Küçük kız, erkek kardeşinin elinden tutmuş ve onu sağ yanına almıştı.
Solundan geçen arabalardan korumak istercesine.
Yürüyorlardı…
Yürüdükleri yol taşlı bir yoldu.
Köye yeni gelmiş olmalarının hüznü,
çekimserliği ve sevinci vardı gözlerinde,
ellerinde ve ayaklarında.
Kimseyi tanımıyor, kimseyle konuşamıyorlardı.

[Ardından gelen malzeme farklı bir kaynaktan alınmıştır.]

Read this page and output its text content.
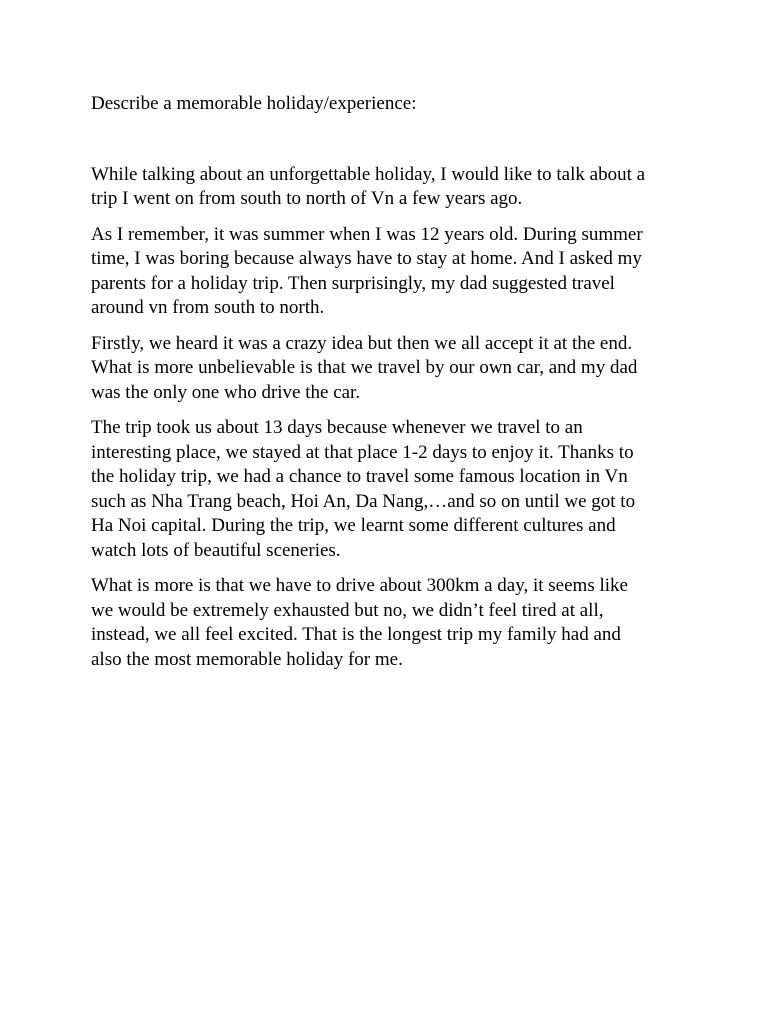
Describe a memorable holiday/experience:

While talking about an unforgettable holiday, I would like to talk about a
trip I went on from south to north of Vn a few years ago.

As I remember, it was summer when I was 12 years old. During summer
time, I was boring because always have to stay at home. And I asked my
parents for a holiday trip. Then surprisingly, my dad suggested travel
around vn from south to north.

Firstly, we heard it was a crazy idea but then we all accept it at the end.
What is more unbelievable is that we travel by our own car, and my dad
was the only one who drive the car.

The trip took us about 13 days because whenever we travel to an
interesting place, we stayed at that place 1-2 days to enjoy it. Thanks to
the holiday trip, we had a chance to travel some famous location in Vn
such as Nha Trang beach, Hoi An, Da Nang,…and so on until we got to
Ha Noi capital. During the trip, we learnt some different cultures and
watch lots of beautiful sceneries.

What is more is that we have to drive about 300km a day, it seems like
we would be extremely exhausted but no, we didn’t feel tired at all,
instead, we all feel excited. That is the longest trip my family had and
also the most memorable holiday for me.
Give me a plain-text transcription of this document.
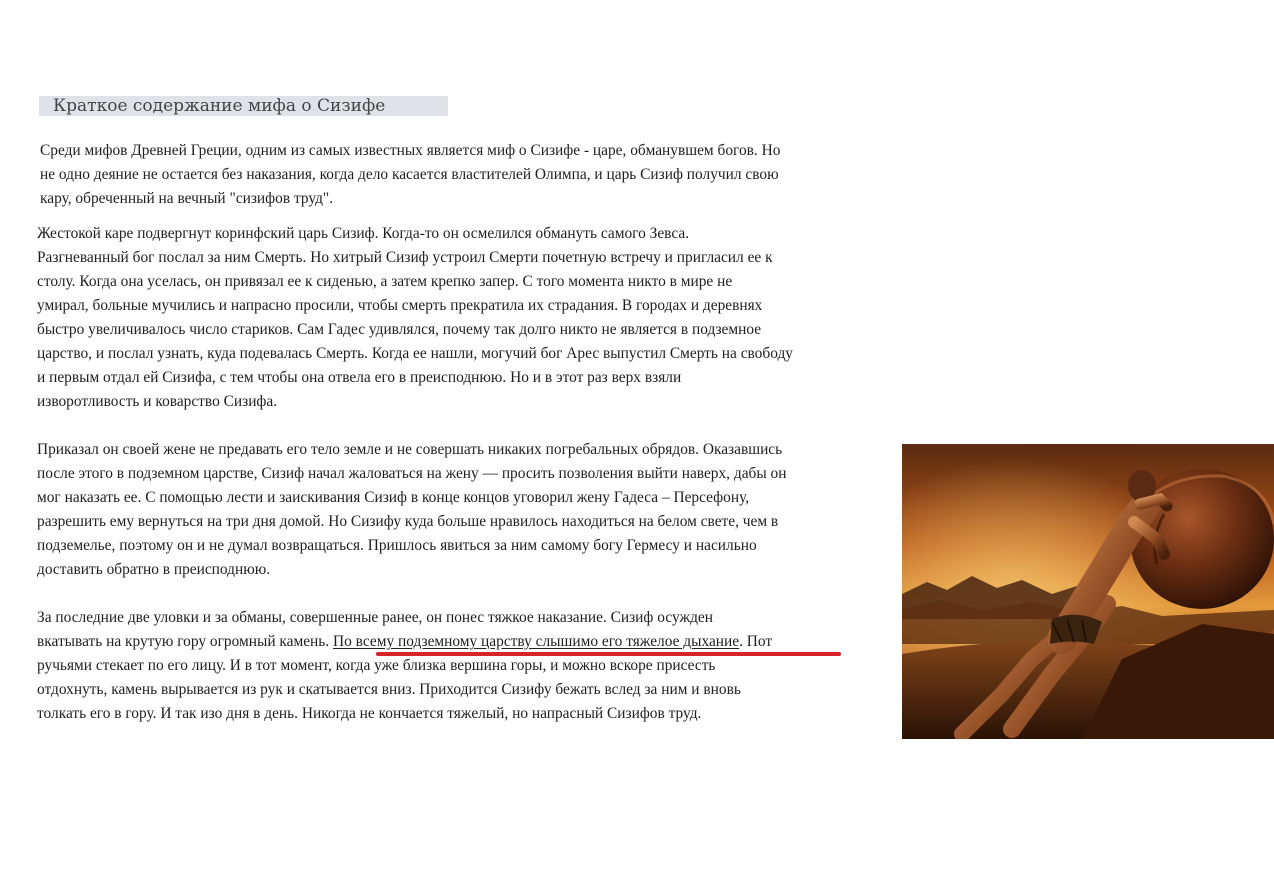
Краткое содержание мифа о Сизифе
Среди мифов Древней Греции, одним из самых известных является миф о Сизифе - царе, обманувшем богов. Но
не одно деяние не остается без наказания, когда дело касается властителей Олимпа, и царь Сизиф получил свою
кару, обреченный на вечный "сизифов труд".
Жестокой каре подвергнут коринфский царь Сизиф. Когда-то он осмелился обмануть самого Зевса.
Разгневанный бог послал за ним Смерть. Но хитрый Сизиф устроил Смерти почетную встречу и пригласил ее к
столу. Когда она уселась, он привязал ее к сиденью, а затем крепко запер. С того момента никто в мире не
умирал, больные мучились и напрасно просили, чтобы смерть прекратила их страдания. В городах и деревнях
быстро увеличивалось число стариков. Сам Гадес удивлялся, почему так долго никто не является в подземное
царство, и послал узнать, куда подевалась Смерть. Когда ее нашли, могучий бог Арес выпустил Смерть на свободу
и первым отдал ей Сизифа, с тем чтобы она отвела его в преисподнюю. Но и в этот раз верх взяли
изворотливость и коварство Сизифа.
Приказал он своей жене не предавать его тело земле и не совершать никаких погребальных обрядов. Оказавшись
после этого в подземном царстве, Сизиф начал жаловаться на жену — просить позволения выйти наверх, дабы он
мог наказать ее. С помощью лести и заискивания Сизиф в конце концов уговорил жену Гадеса – Персефону,
разрешить ему вернуться на три дня домой. Но Сизифу куда больше нравилось находиться на белом свете, чем в
подземелье, поэтому он и не думал возвращаться. Пришлось явиться за ним самому богу Гермесу и насильно
доставить обратно в преисподнюю.
За последние две уловки и за обманы, совершенные ранее, он понес тяжкое наказание. Сизиф осужден
вкатывать на крутую гору огромный камень. По всему подземному царству слышимо его тяжелое дыхание. Пот
ручьями стекает по его лицу. И в тот момент, когда уже близка вершина горы, и можно вскоре присесть
отдохнуть, камень вырывается из рук и скатывается вниз. Приходится Сизифу бежать вслед за ним и вновь
толкать его в гору. И так изо дня в день. Никогда не кончается тяжелый, но напрасный Сизифов труд.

Küçük kız aklında 2 ekmeği tutmuştu,
erkek kardeşinden de 2 kilo şekeri tekrarlamasını istemişti.
Bakkala girdiler.
Annelerinin istediği şeyleri aldılar.
Bakkaldan çıktılar.
Ekmek hafif diye erkek kardeşine verdi küçük kız,
şekeri kendi aldı ve geldikleri yolu tersine yürüdüler.
Bu kadar...
Büyümek zorunda değildi.
Kardeşinin elini tutmak onun için en güzel,
en tarifi imkansız şeydi.
Yalnız değildi bir kere!
Elini tuttuğu kardeşi vardı, bahçeleri vardı,
söğüt ağacı vardı, tayları ve atları vardı, çardakları vardı…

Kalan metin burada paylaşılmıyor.